Saat masuk mobil dan memulai perjalanan suasana hening yang mencekam terjadi selama beberapa menit. Lagi-lagi tanganku kembali berkeringat dan jantungku berdegup dengan kencang. Aku mencari keberanian dan memulai kata-kata penyesalan dan permintaan maafku.

"Papa.... I'm really sorry about this. I don't mean to lie to you. I..I..just want to hangout with Kyla without you. I want to feel like ordinary girls in my age." Seruku sambil terbata-bata dan dengan suara yang kecil. Aku tidak dapat menahan air mataku yang jatuh sekarang. Papa sama sekali tidak membalas perkataanku sama sekali dan hal ini lebih seram dari pada di omeli mama.

"I'm really sorry..." Kataku menyesal dan mulai menitikan air mataku. Papa menambah laju kecepatannya membuatku menangis ketakutan. Tiba-tiba saja papa meminggirkan mobilnya di tengah jalan dan memelukku. Papa menenangkanku sambil mengelus-ngelus punggungku.

"Ssshh.... Udah-udah... Dont cry..." Kata papa dengan lembut. Tapi bukannya berhenti menangis tapi tangisanku semakin menjadi-jadi.

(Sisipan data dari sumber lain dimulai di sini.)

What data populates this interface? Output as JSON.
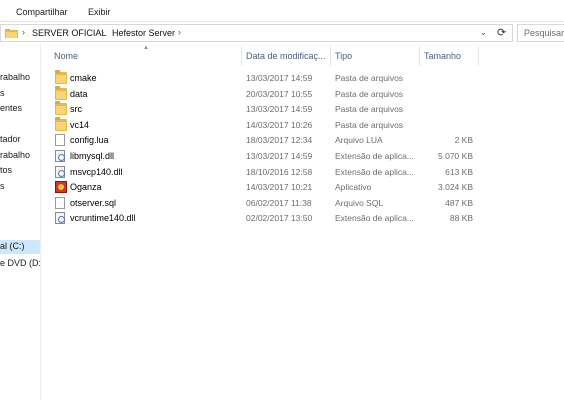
{
  "ribbon": {
    "tabs": [
      "Compartilhar",
      "Exibir"
    ]
  },
  "address": {
    "crumbs": [
      "SERVER OFICIAL",
      "Hefestor Server"
    ],
    "separator": "›",
    "dropdown": "⌄",
    "refresh": "⟳"
  },
  "search": {
    "placeholder": "Pesquisar He"
  },
  "nav": {
    "items": [
      "rabalho",
      "s",
      "entes",
      "tador",
      "rabalho",
      "tos",
      "s",
      "al (C:)",
      "e DVD (D:)"
    ]
  },
  "columns": {
    "name": "Nome",
    "date": "Data de modificaç...",
    "type": "Tipo",
    "size": "Tamanho"
  },
  "files": [
    {
      "name": "cmake",
      "date": "13/03/2017 14:59",
      "type": "Pasta de arquivos",
      "size": "",
      "icon": "folder-icon"
    },
    {
      "name": "data",
      "date": "20/03/2017 10:55",
      "type": "Pasta de arquivos",
      "size": "",
      "icon": "folder-icon"
    },
    {
      "name": "src",
      "date": "13/03/2017 14:59",
      "type": "Pasta de arquivos",
      "size": "",
      "icon": "folder-icon"
    },
    {
      "name": "vc14",
      "date": "14/03/2017 10:26",
      "type": "Pasta de arquivos",
      "size": "",
      "icon": "folder-icon"
    },
    {
      "name": "config.lua",
      "date": "18/03/2017 12:34",
      "type": "Arquivo LUA",
      "size": "2 KB",
      "icon": "file-icon"
    },
    {
      "name": "libmysql.dll",
      "date": "13/03/2017 14:59",
      "type": "Extensão de aplica...",
      "size": "5.070 KB",
      "icon": "dll-icon"
    },
    {
      "name": "msvcp140.dll",
      "date": "18/10/2016 12:58",
      "type": "Extensão de aplica...",
      "size": "613 KB",
      "icon": "dll-icon"
    },
    {
      "name": "Oganza",
      "date": "14/03/2017 10:21",
      "type": "Aplicativo",
      "size": "3.024 KB",
      "icon": "app-icon"
    },
    {
      "name": "otserver.sql",
      "date": "06/02/2017 11:38",
      "type": "Arquivo SQL",
      "size": "487 KB",
      "icon": "file-icon"
    },
    {
      "name": "vcruntime140.dll",
      "date": "02/02/2017 13:50",
      "type": "Extensão de aplica...",
      "size": "88 KB",
      "icon": "dll-icon"
    }
  ]
}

"Shhss.. Dont cry my baby girl... Papa ngerti kok.. Nanti papa bantu jelasin ke mama ya.." Kata papa menghiburku.

"Ta..Tapi aku udah ngecewain mama.." Kataku disela-sela tangisanku. Papa mengelus punggungku kembali.

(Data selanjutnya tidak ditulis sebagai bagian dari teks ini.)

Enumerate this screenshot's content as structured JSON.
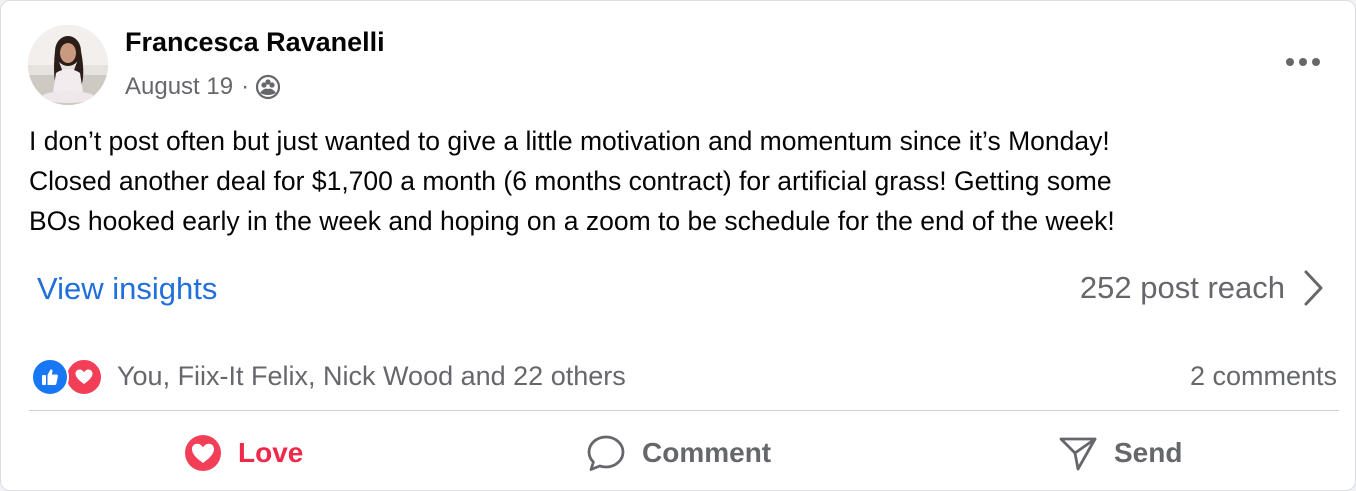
{
  "post": {
    "author": "Francesca Ravanelli",
    "date": "August 19",
    "separator": "·",
    "audience_icon": "friends-audience-icon",
    "more_icon": "more-options-icon",
    "text_lines": [
      "I don’t post often but just wanted to give a little motivation and momentum since it’s Monday!",
      "Closed another deal for $1,700 a month (6 months contract) for artificial grass! Getting some",
      "BOs hooked early in the week and hoping on a zoom to be schedule for the end of the week!"
    ]
  },
  "insights": {
    "view_label": "View insights",
    "reach_label": "252 post reach"
  },
  "reactions": {
    "icons": [
      "like-reaction-icon",
      "love-reaction-icon"
    ],
    "summary": "You, Fiix-It Felix, Nick Wood and 22 others",
    "comments": "2 comments"
  },
  "actions": {
    "love": "Love",
    "comment": "Comment",
    "send": "Send"
  },
  "colors": {
    "accent_blue": "#216fdb",
    "love_red": "#f02849",
    "secondary_text": "#65676b",
    "like_blue": "#1877f2"
  }
}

"Mama pasti ngerti kok, kalau kamu cerita yang sebenarnya.." Kata papa sambil melepas pelukannya dan mengelus kepalaku. Papa menatap lembut diriku. Papa mengelus rambutku sampai aku tenang dan melanjutkan perjalanan. Setelah yakin bahwa aku cukup tenang, papa mulai mengintrogasiku secara lembut.

"Gimana ceritanya sampai kamu gak nurut sama mama?" Tanya papa lembut.

"Dre..Drea gak bermaksud untuk gak nurut sama mama. Mama ngasih beberapa syarat supaya aku bisa pergi dan salah satu syaratnya suruh kakak mengawasi kita. Ta..Tapi mama gak ngasih tau kakak suruh ngejagain aku, jadi aku pikir aku gak usah ngasih tau kakak biar aku bisa berduaan sama Kyla jadi aku bisa lebih deket sama dia. Lagian rencananya hari ini seharusnya menjadi Girls Day Out." Tuturku dengan terbata-bata karena cegukan akibat menangis.

"Hmmm... Jangan diulangi lagi ya.... Papa tahu kamu tidak bermaksud untuk melawan mama, tapi kamu harus mengerti bahwa mama sayang sama kamu makannya dia khawatir. Seharusnya kamu nurut aja sama mama oke?" Aku pun menganggukkan kepala lemah.

"Janji Drea gak bakalan ngulangin lagi." Kataku dengan penuh penyesalan.

"Gitu dong." Sepanjang di perjalanan papa mendengarkan ceritaku mulai dari awal sampai akhir perjalananku hari ini. Dia sempat berkomentar dan menyetujui tindakan Rafa saat di game master hari ini, dia pun sesekali tertawa akibat ceritaku yang entah bagian mananya yang lucu.

Sesampainya di rumah, mama dan kakak langsung menceramahiku dan memarahiku. Aku benar-benar menyesal telah membuat mereka khawatir, namun aku tidak menyesal dengan semua tingkah lakuku.

Hari ini bisa dibilang hari terbaik yang pernah aku alami, ya walaupun aku sempat mendapat beberapa masalah.

Setelah selesai menjelaskan semuanya secara singkat kepada mama dan kakak dibantu oleh papa, akhirnya mereka mengerti. Aku langsung beranjak ke kamarku dan tidur karena terlalu kelelahan akibat aktivitas yang sangat melelahkan hari ini.

Setelah rutinitas sebelum tidurku aku langsung berbaring di kasur dan sangat yakin akan bangun siang esoknya. Untung saja besok aku tidak sekolah. Aku pun mengubur kejadian hari ini dan beralih ke dunia mimpi dengan sangat cepat.